If this was a resolvable identifier, then we would have unique, stable identifiers for Journal of Arachnology papers that resolve to PDFs.
#Sitesucker bookmarklet full
BY default I use CrossRef, but if you put "" as the Resolver URL, you will be able get full text for the Journal of Arachnology (providing that you've entered sufficient bibliographic details when saving the reference).īut I think the next step is to have a GUID for each paper, and in the absence of a DOI I'm a favour of SICI's (see my bookmarks for some background). On the Advanced settings page you can set an OpenURL resolver. Yeah, but what else can we do with this? Well, for one thing, you can use the bioGUID OpenURL service in Connotea. I then store all this information in a MySQL database, and when a user clicks on the OpenURL link in the list of results from the reference parser, if the journal is the Journal of Arachnology, you go straight to the PDF. These four things are enough for me to uniquely identify the article. So, this gives me list of over 1000 papers, each with a URL, and for each paper I have the journal, year, volume, and starting page. What is especially nice is that the URLs include information on volume and starting page number, which greatly simplifies my task. There weren't terribly consistent, there are at least five or six different ways the links are written, but they are consistent enough to parse. Then I ran a Perl script that read each HTML file and pulled out the links. I used SiteSucker to pull all the HTML files listing the PDFs from the journal's web site. But I've started to expand it to handle papers that I know have no DOI. If you send it a DOI, it simply redirects you to dx.doi.org to reoslve it. What I've done is add an OpenURL service to bioGUID. OK, but what if there is no DOI? Every issue of the Journal of Arachnology is online, but only issues from 2000 onwards have DOIs (hosted by my favourite DOI breaker, BioOne). The service tells you that there is a DOI ( doi:10.1636/H03-8). A review of the spider genera Pardosa and Acantholycosa (Araneae, Lycosidae) of the 48 contiguous United States. For example, if you paste in this reference: Basically, you paste in one or more references, and it tries to figure out what they are, using ParaTools and CrossRef's OpenURL resolver.
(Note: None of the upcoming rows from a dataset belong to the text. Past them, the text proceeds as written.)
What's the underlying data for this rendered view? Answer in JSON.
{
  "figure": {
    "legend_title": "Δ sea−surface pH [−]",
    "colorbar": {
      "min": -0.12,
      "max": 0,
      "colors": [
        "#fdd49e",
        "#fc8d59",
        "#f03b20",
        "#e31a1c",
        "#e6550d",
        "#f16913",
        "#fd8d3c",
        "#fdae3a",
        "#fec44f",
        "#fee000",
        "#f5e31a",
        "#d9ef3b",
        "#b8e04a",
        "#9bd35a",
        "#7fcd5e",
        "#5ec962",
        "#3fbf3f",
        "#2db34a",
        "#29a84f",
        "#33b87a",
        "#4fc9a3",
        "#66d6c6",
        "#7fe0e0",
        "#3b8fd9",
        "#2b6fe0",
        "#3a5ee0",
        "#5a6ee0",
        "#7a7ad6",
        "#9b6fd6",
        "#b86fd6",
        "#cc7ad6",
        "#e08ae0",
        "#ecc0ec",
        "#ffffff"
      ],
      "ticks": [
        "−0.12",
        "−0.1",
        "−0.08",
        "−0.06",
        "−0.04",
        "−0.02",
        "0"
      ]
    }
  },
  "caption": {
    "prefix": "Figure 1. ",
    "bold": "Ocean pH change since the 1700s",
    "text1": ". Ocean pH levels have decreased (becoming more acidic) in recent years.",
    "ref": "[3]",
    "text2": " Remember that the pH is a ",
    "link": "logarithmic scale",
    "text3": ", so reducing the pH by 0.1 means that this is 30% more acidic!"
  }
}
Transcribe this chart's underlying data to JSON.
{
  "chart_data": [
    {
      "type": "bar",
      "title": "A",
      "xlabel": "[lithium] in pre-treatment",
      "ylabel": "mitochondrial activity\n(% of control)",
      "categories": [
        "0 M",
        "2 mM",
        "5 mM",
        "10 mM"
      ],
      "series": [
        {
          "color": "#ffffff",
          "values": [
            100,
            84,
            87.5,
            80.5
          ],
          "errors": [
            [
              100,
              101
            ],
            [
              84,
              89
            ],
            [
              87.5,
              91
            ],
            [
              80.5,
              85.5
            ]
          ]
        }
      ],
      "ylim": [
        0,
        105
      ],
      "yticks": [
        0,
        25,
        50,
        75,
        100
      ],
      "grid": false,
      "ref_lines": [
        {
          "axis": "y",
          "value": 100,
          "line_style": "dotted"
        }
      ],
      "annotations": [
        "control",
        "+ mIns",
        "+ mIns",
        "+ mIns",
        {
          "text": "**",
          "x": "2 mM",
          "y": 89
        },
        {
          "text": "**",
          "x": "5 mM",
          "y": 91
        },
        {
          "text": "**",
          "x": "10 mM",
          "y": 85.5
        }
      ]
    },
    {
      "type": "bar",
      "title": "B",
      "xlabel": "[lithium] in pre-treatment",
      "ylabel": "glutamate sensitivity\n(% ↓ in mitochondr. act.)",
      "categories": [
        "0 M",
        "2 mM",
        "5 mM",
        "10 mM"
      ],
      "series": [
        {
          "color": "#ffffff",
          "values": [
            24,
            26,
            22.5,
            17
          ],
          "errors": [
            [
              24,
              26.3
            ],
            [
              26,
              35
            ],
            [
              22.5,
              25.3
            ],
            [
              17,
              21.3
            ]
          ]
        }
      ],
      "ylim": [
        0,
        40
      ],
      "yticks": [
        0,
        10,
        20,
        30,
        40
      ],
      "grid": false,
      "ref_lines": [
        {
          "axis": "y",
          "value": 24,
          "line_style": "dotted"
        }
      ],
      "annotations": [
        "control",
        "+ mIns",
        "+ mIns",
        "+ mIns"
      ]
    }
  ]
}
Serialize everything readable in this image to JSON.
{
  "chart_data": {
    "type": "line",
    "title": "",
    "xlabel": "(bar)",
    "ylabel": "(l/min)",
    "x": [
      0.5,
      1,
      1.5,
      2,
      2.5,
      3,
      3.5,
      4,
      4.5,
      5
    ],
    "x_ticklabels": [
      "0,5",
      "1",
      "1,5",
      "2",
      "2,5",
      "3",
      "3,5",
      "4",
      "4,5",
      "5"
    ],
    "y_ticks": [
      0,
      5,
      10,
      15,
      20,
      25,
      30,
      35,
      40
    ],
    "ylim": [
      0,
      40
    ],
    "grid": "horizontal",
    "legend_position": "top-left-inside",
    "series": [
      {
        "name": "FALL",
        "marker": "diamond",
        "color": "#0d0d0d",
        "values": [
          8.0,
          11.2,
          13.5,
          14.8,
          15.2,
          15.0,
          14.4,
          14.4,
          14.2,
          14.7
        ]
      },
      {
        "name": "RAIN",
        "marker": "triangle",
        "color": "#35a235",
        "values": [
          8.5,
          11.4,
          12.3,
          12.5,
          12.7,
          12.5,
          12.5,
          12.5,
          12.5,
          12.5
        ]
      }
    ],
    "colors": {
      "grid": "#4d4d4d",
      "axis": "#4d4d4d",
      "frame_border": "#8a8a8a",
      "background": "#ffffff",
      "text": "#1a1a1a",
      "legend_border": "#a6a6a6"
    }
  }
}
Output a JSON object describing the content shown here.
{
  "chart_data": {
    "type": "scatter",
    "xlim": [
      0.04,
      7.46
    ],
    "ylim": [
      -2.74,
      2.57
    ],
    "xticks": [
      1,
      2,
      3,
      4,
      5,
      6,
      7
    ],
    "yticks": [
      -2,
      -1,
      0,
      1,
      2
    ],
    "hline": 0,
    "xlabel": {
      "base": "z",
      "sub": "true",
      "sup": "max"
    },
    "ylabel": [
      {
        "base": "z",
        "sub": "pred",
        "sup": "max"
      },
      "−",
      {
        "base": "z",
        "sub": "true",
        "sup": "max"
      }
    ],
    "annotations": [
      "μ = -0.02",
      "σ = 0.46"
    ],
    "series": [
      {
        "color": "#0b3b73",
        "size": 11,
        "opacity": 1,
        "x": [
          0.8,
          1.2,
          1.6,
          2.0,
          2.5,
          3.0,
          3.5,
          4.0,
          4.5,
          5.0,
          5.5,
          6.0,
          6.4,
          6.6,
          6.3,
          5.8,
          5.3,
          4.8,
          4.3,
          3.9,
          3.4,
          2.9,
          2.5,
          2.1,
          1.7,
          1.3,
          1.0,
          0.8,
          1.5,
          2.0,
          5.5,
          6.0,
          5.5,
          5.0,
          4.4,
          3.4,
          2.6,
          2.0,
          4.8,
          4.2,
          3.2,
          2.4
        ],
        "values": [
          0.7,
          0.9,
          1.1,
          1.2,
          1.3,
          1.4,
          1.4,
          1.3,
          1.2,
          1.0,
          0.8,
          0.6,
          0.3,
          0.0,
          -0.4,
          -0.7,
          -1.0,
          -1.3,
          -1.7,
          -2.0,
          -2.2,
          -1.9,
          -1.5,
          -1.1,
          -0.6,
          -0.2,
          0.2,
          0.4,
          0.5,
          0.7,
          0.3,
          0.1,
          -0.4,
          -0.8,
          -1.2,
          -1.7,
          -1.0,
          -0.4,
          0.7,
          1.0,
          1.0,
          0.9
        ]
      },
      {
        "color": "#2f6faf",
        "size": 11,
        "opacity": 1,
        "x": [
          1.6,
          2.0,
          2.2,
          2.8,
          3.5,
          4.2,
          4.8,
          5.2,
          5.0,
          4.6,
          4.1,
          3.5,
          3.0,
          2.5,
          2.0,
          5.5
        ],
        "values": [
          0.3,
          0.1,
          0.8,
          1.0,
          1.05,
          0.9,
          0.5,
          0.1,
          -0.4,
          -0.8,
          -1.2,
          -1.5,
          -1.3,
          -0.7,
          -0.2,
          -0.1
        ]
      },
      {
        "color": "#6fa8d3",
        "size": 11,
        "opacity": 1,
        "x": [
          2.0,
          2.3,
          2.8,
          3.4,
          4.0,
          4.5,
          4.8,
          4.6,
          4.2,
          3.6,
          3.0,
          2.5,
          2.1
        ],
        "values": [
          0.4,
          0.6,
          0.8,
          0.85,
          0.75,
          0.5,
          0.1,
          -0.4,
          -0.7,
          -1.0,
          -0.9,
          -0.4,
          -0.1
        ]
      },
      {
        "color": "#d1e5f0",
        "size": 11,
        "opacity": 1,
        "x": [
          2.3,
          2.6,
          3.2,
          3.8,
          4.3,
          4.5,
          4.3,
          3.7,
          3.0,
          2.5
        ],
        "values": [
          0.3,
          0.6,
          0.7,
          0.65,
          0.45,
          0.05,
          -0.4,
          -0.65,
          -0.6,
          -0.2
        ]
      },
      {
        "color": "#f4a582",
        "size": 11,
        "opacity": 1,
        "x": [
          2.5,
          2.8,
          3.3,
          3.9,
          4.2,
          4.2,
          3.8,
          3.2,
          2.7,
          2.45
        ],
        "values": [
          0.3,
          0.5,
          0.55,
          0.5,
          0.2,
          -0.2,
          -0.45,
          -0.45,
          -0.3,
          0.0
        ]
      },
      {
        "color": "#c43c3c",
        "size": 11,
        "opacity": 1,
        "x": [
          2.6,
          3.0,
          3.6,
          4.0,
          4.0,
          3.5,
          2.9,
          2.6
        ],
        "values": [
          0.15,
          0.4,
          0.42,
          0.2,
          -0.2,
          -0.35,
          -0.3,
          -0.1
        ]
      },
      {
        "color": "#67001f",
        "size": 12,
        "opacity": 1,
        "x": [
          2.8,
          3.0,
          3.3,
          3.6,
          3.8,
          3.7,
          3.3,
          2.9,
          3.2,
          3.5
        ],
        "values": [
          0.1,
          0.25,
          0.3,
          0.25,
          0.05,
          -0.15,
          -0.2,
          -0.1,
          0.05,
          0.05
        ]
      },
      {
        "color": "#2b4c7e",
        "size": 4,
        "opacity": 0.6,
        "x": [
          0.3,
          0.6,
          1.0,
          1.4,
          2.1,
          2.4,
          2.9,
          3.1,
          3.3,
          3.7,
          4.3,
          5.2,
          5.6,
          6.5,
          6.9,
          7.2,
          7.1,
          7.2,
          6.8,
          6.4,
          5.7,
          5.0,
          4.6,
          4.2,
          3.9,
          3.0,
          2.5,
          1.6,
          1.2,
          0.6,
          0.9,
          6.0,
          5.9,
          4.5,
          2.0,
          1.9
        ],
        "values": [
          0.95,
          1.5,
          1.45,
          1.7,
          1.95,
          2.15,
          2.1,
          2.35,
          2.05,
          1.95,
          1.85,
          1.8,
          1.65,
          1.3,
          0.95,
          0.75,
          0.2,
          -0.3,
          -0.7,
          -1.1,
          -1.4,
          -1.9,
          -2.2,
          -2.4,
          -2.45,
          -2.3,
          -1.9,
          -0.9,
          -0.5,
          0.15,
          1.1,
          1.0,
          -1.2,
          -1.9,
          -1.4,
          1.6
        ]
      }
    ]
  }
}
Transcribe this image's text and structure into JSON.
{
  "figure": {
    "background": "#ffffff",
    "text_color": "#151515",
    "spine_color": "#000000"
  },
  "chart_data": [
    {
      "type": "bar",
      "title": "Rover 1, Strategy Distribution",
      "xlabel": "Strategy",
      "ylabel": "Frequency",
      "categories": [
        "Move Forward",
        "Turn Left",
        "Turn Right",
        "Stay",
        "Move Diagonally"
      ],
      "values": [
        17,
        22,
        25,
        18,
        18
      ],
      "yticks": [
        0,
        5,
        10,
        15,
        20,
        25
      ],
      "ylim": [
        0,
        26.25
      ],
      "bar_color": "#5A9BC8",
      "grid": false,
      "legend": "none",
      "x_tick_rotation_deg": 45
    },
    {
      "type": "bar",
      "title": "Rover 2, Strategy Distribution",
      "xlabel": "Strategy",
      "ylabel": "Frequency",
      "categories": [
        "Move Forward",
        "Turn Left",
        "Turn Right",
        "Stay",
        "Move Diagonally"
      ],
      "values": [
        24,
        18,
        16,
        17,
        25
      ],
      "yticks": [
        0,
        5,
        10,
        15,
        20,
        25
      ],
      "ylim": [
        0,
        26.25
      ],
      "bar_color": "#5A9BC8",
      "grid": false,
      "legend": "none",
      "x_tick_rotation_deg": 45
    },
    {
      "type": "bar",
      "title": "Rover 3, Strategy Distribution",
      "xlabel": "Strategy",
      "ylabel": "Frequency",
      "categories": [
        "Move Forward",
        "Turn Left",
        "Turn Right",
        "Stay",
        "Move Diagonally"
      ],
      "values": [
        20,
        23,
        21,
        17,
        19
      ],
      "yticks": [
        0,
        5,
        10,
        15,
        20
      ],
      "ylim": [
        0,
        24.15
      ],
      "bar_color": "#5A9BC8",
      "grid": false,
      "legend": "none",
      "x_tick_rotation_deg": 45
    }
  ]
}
![sitesucker bookmarklet sitesucker bookmarklet](https://ricks-apps.com/osx/sitesucker/archive/4.x/4.0.x/4.0/manuals/en/resources/General.png)
The tool is at (for more on my bioGUID project see the blog).
![sitesucker bookmarklet sitesucker bookmarklet](http://2.bp.blogspot.com/-rj2WZbulgus/VcnH06yXdAI/AAAAAAAABbM/TFZ4rGet1qU/s1600/mail-merge-email-template.png)
I've been working on a tool to parse references and find existing identifiers. I'm not sure who said it first, but there's a librarianly spin on the old Perl paradigm I think I heard at code4libcon or Access in the past year: instead of "making simple things simple, and complex things possible," we librarians and those of us librarians who write standards tend, in writing our standards, to "make complex things possible, and make simple things complex."